Apparent Assassination Latest in Spate of Targeted Attacks against Kurdish Peace Activists
NEW YORK, N.Y.—Project 2015 on Nov. 28 condemned the apparent assassination of Tahir Elçi, a prominent lawyer and Kurdish human rights activist who headed the Diyarbakir Bar Association. An unknown assailant reportedly shot Elçi with a bullet to the head while the latter was delivering remarks at a press conference in Diyarbakir that called for an end to the ongoing clashes between Kurdistan Workers’ Party (PKK) armed groups and Turkish security forces.
“We join the international community in mourning the murder of one of Turkey’s leading human rights activists, who advocated not only for Kurdish rights but also for the rights of the Armenian community in their quest for justice for the genocide,” said Nancy Kricorian, Project 2015 Board member. “We hope the Turkish government will do a better job investigating and prosecuting those responsible for this crime than they have the murder of Hrant Dink.”
Elçi led the first commemoration of the Armenian Genocide in Diyarbakir in 2013, remarking at the time: “Today, we commemorate the genocide in Diyarbakir for the first time. This is a very important day for us. We bow respectfully before the memory of our Armenian brothers who were murdered in 1915, and condemn the genocide.”
Elçi’s murder is the latest in a spate of targeted attacks against Kurdish political leaders, activists, and journalists. A suicide bombing in July targeted Kurdish activists in the city of Suruç, killing 34 and injuring more than 100. The Turkish government referenced that attack as a pretext for a major crackdown against the Kurdish community in Turkey, leading to the collapse of peace talks between the PKK and the Turkish government. In October, another suicide bombing targeted a peace rally in Ankara killing more than 100 Kurdish demonstrators. According to Project 2015, the government’s policy of inflaming tensions with the Kurds and its turn to ethno-nationalist politics in the lead up to recent elections have created a permissive environment for acts of violence targeting pro-Kurdish groups and their supporters.

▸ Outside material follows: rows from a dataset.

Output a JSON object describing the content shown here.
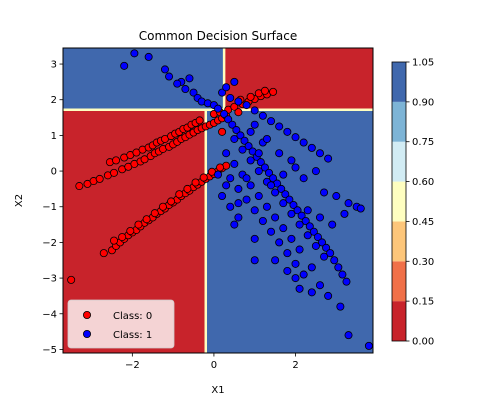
{
  "chart_data": {
    "type": "scatter",
    "title": "Common Decision Surface",
    "xlabel": "X1",
    "ylabel": "X2",
    "xlim": [
      -3.7,
      3.9
    ],
    "ylim": [
      -5.1,
      3.45
    ],
    "x_ticks": [
      -2,
      0,
      2
    ],
    "x_tick_labels": [
      "−2",
      "0",
      "2"
    ],
    "y_ticks": [
      3,
      2,
      1,
      0,
      -1,
      -2,
      -3,
      -4,
      -5
    ],
    "y_tick_labels": [
      "3",
      "2",
      "1",
      "0",
      "−1",
      "−2",
      "−3",
      "−4",
      "−5"
    ],
    "grid": false,
    "decision_regions": {
      "split_x_lower": -0.2,
      "split_x_upper": 0.25,
      "split_y": 1.72,
      "upper_left_class": 1,
      "upper_right_class": 0,
      "lower_left_class": 0,
      "lower_right_class": 1
    },
    "colors": {
      "class_0_region": "#c8232b",
      "class_1_region": "#4068ad",
      "boundary": "#fefec0",
      "class_0_marker": "#ff0000",
      "class_1_marker": "#0000ff",
      "marker_edge": "#000000"
    },
    "colorbar": {
      "ticks": [
        0.0,
        0.15,
        0.3,
        0.45,
        0.6,
        0.75,
        0.9,
        1.05
      ],
      "tick_labels": [
        "0.00",
        "0.15",
        "0.30",
        "0.45",
        "0.60",
        "0.75",
        "0.90",
        "1.05"
      ],
      "band_colors": [
        "#c8232b",
        "#f07048",
        "#fdc67a",
        "#fefec0",
        "#d2ecf4",
        "#7db4d6",
        "#4068ad"
      ]
    },
    "legend": {
      "placement": "lower-left",
      "entries": [
        {
          "label": "Class: 0",
          "color": "#ff0000"
        },
        {
          "label": "Class: 1",
          "color": "#0000ff"
        }
      ]
    },
    "series": [
      {
        "name": "Class: 0",
        "color": "#ff0000",
        "points": [
          [
            -3.3,
            -0.42
          ],
          [
            -3.1,
            -0.36
          ],
          [
            -2.95,
            -0.28
          ],
          [
            -2.8,
            -0.22
          ],
          [
            -2.6,
            -0.12
          ],
          [
            -2.45,
            -0.05
          ],
          [
            -2.25,
            0.05
          ],
          [
            -2.1,
            0.12
          ],
          [
            -1.95,
            0.2
          ],
          [
            -1.8,
            0.27
          ],
          [
            -1.7,
            0.33
          ],
          [
            -1.55,
            0.42
          ],
          [
            -1.45,
            0.5
          ],
          [
            -1.35,
            0.55
          ],
          [
            -1.25,
            0.62
          ],
          [
            -1.1,
            0.68
          ],
          [
            -1.0,
            0.75
          ],
          [
            -0.9,
            0.82
          ],
          [
            -0.8,
            0.9
          ],
          [
            -0.7,
            0.95
          ],
          [
            -0.6,
            1.02
          ],
          [
            -0.5,
            1.08
          ],
          [
            -0.4,
            1.15
          ],
          [
            -0.3,
            1.2
          ],
          [
            -0.2,
            1.25
          ],
          [
            -0.1,
            1.3
          ],
          [
            0.0,
            1.35
          ],
          [
            0.1,
            1.42
          ],
          [
            0.2,
            1.48
          ],
          [
            0.3,
            1.55
          ],
          [
            -2.55,
            0.25
          ],
          [
            -2.4,
            0.3
          ],
          [
            -2.2,
            0.38
          ],
          [
            -2.05,
            0.45
          ],
          [
            -1.9,
            0.52
          ],
          [
            -1.75,
            0.6
          ],
          [
            -1.6,
            0.66
          ],
          [
            -1.5,
            0.72
          ],
          [
            -1.4,
            0.8
          ],
          [
            -1.3,
            0.85
          ],
          [
            -1.2,
            0.9
          ],
          [
            -1.05,
            0.98
          ],
          [
            -0.95,
            1.05
          ],
          [
            -0.85,
            1.1
          ],
          [
            -0.75,
            1.18
          ],
          [
            -0.65,
            1.22
          ],
          [
            -0.55,
            1.3
          ],
          [
            -0.45,
            1.35
          ],
          [
            -0.35,
            1.42
          ],
          [
            0.0,
            1.6
          ],
          [
            0.15,
            1.65
          ],
          [
            0.35,
            1.72
          ],
          [
            0.5,
            1.8
          ],
          [
            0.7,
            1.88
          ],
          [
            0.85,
            1.95
          ],
          [
            1.0,
            2.02
          ],
          [
            1.15,
            2.1
          ],
          [
            1.3,
            2.15
          ],
          [
            1.45,
            2.22
          ],
          [
            0.65,
            2.0
          ],
          [
            0.9,
            2.08
          ],
          [
            1.1,
            2.18
          ],
          [
            1.25,
            2.25
          ],
          [
            0.6,
            1.65
          ],
          [
            0.2,
            1.1
          ],
          [
            -2.7,
            -2.3
          ],
          [
            -2.5,
            -2.22
          ],
          [
            -2.4,
            -2.1
          ],
          [
            -2.3,
            -2.0
          ],
          [
            -2.2,
            -1.9
          ],
          [
            -2.1,
            -1.8
          ],
          [
            -2.0,
            -1.72
          ],
          [
            -1.9,
            -1.65
          ],
          [
            -1.8,
            -1.55
          ],
          [
            -1.7,
            -1.45
          ],
          [
            -1.6,
            -1.38
          ],
          [
            -1.5,
            -1.3
          ],
          [
            -1.4,
            -1.2
          ],
          [
            -1.3,
            -1.12
          ],
          [
            -1.2,
            -1.05
          ],
          [
            -1.1,
            -0.95
          ],
          [
            -1.0,
            -0.88
          ],
          [
            -0.9,
            -0.8
          ],
          [
            -0.8,
            -0.7
          ],
          [
            -0.7,
            -0.62
          ],
          [
            -0.6,
            -0.55
          ],
          [
            -0.5,
            -0.45
          ],
          [
            -0.4,
            -0.38
          ],
          [
            -0.3,
            -0.3
          ],
          [
            -0.2,
            -0.22
          ],
          [
            -0.1,
            -0.15
          ],
          [
            0.0,
            -0.08
          ],
          [
            0.1,
            0.0
          ],
          [
            0.2,
            0.08
          ],
          [
            0.3,
            0.15
          ],
          [
            -2.45,
            -1.95
          ],
          [
            -2.25,
            -1.85
          ],
          [
            -2.05,
            -1.68
          ],
          [
            -1.85,
            -1.5
          ],
          [
            -1.65,
            -1.35
          ],
          [
            -1.45,
            -1.18
          ],
          [
            -1.25,
            -1.0
          ],
          [
            -1.05,
            -0.85
          ],
          [
            -0.85,
            -0.65
          ],
          [
            -0.65,
            -0.5
          ],
          [
            -0.45,
            -0.32
          ],
          [
            -0.25,
            -0.18
          ],
          [
            -0.05,
            -0.02
          ],
          [
            0.15,
            0.1
          ],
          [
            -3.5,
            -3.05
          ]
        ]
      },
      {
        "name": "Class: 1",
        "color": "#0000ff",
        "points": [
          [
            -1.95,
            3.3
          ],
          [
            -2.2,
            2.95
          ],
          [
            -1.6,
            3.2
          ],
          [
            -1.2,
            2.85
          ],
          [
            -1.1,
            2.65
          ],
          [
            -0.8,
            2.5
          ],
          [
            -0.7,
            2.3
          ],
          [
            -0.5,
            2.2
          ],
          [
            -0.4,
            2.05
          ],
          [
            -0.3,
            1.95
          ],
          [
            -0.15,
            1.9
          ],
          [
            0.0,
            1.85
          ],
          [
            0.1,
            1.75
          ],
          [
            0.25,
            1.6
          ],
          [
            0.35,
            1.45
          ],
          [
            0.45,
            1.3
          ],
          [
            0.55,
            1.15
          ],
          [
            0.65,
            1.0
          ],
          [
            0.75,
            0.85
          ],
          [
            0.85,
            0.7
          ],
          [
            0.95,
            0.55
          ],
          [
            1.05,
            0.4
          ],
          [
            1.15,
            0.25
          ],
          [
            1.25,
            0.1
          ],
          [
            1.35,
            -0.05
          ],
          [
            1.45,
            -0.2
          ],
          [
            1.55,
            -0.35
          ],
          [
            1.65,
            -0.5
          ],
          [
            1.75,
            -0.65
          ],
          [
            1.85,
            -0.8
          ],
          [
            1.95,
            -0.95
          ],
          [
            2.05,
            -1.1
          ],
          [
            2.15,
            -1.25
          ],
          [
            2.25,
            -1.4
          ],
          [
            2.35,
            -1.55
          ],
          [
            2.45,
            -1.7
          ],
          [
            2.55,
            -1.85
          ],
          [
            2.65,
            -2.0
          ],
          [
            2.75,
            -2.15
          ],
          [
            2.85,
            -2.3
          ],
          [
            2.95,
            -2.5
          ],
          [
            3.05,
            -2.7
          ],
          [
            3.15,
            -2.9
          ],
          [
            3.25,
            -3.1
          ],
          [
            0.2,
            2.2
          ],
          [
            0.4,
            2.05
          ],
          [
            0.6,
            1.95
          ],
          [
            0.8,
            1.85
          ],
          [
            1.0,
            1.7
          ],
          [
            1.2,
            1.55
          ],
          [
            1.4,
            1.4
          ],
          [
            1.6,
            1.25
          ],
          [
            1.8,
            1.1
          ],
          [
            2.0,
            0.95
          ],
          [
            2.2,
            0.8
          ],
          [
            2.4,
            0.65
          ],
          [
            2.6,
            0.5
          ],
          [
            2.8,
            0.35
          ],
          [
            0.5,
            0.9
          ],
          [
            0.7,
            0.6
          ],
          [
            0.9,
            0.3
          ],
          [
            1.1,
            0.0
          ],
          [
            1.3,
            -0.3
          ],
          [
            1.5,
            -0.6
          ],
          [
            1.7,
            -0.9
          ],
          [
            1.9,
            -1.2
          ],
          [
            2.1,
            -1.5
          ],
          [
            2.3,
            -1.8
          ],
          [
            2.5,
            -2.1
          ],
          [
            2.7,
            -2.4
          ],
          [
            0.3,
            0.5
          ],
          [
            0.5,
            0.2
          ],
          [
            0.7,
            -0.1
          ],
          [
            0.9,
            -0.4
          ],
          [
            1.1,
            -0.7
          ],
          [
            1.3,
            -1.0
          ],
          [
            1.5,
            -1.3
          ],
          [
            1.7,
            -1.6
          ],
          [
            1.9,
            -1.9
          ],
          [
            2.1,
            -2.2
          ],
          [
            0.4,
            -0.2
          ],
          [
            0.6,
            -0.5
          ],
          [
            0.8,
            -0.8
          ],
          [
            1.0,
            -1.1
          ],
          [
            1.2,
            -1.4
          ],
          [
            1.4,
            -1.7
          ],
          [
            1.6,
            -2.0
          ],
          [
            1.8,
            -2.3
          ],
          [
            2.0,
            -2.6
          ],
          [
            2.2,
            -2.9
          ],
          [
            0.2,
            -0.7
          ],
          [
            0.4,
            -1.0
          ],
          [
            0.6,
            -1.3
          ],
          [
            1.0,
            -1.9
          ],
          [
            1.5,
            -2.5
          ],
          [
            2.0,
            -3.0
          ],
          [
            2.6,
            -3.2
          ],
          [
            2.8,
            -3.5
          ],
          [
            3.1,
            -3.8
          ],
          [
            3.3,
            -4.6
          ],
          [
            3.8,
            -4.9
          ],
          [
            1.8,
            -2.8
          ],
          [
            2.4,
            -2.7
          ],
          [
            3.5,
            -1.0
          ],
          [
            3.3,
            -0.9
          ],
          [
            3.0,
            -0.7
          ],
          [
            2.2,
            -0.2
          ],
          [
            2.0,
            0.1
          ],
          [
            2.5,
            0.0
          ],
          [
            1.6,
            0.5
          ],
          [
            1.2,
            0.8
          ],
          [
            0.9,
            1.1
          ],
          [
            0.3,
            2.35
          ],
          [
            0.5,
            2.5
          ],
          [
            -0.6,
            2.6
          ],
          [
            -0.9,
            2.45
          ],
          [
            1.0,
            1.3
          ],
          [
            1.3,
            0.9
          ],
          [
            1.1,
            0.5
          ],
          [
            0.8,
            -0.2
          ],
          [
            0.6,
            -0.9
          ],
          [
            1.4,
            -0.4
          ],
          [
            1.7,
            -0.1
          ],
          [
            1.9,
            0.3
          ],
          [
            2.3,
            -1.1
          ],
          [
            2.6,
            -1.3
          ],
          [
            2.9,
            -1.5
          ],
          [
            1.0,
            -2.5
          ],
          [
            0.5,
            -1.5
          ],
          [
            0.3,
            -0.4
          ],
          [
            0.1,
            -0.1
          ],
          [
            2.7,
            -0.6
          ],
          [
            3.2,
            -1.2
          ],
          [
            3.6,
            -1.05
          ],
          [
            2.1,
            -3.3
          ],
          [
            2.4,
            -3.4
          ]
        ]
      }
    ]
  }
}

Government authorities had detained and were prosecuting Tahir Elçi for “making terrorist propaganda” after he called for the PKK to be treated as an armed political movement. As a human rights lawyer and peace activist, Elçi was a long-standing critic of violent attacks committed by both the PKK and the Turkish government. In the days before his assassination, he had received death threats that were the predictable ultra-nationalist response to the charges levied against him by the government.
“Elçi’s death today highlights the Turkish authorities’ duty to protect opposition groups and their supporters, especially pro-Kurdish leftist activists who are under constant threat,” said Asli Bali, Project 2015 Board member. “Turkish authorities should ensure that those responsible for Elçi’s killing are brought to justice.”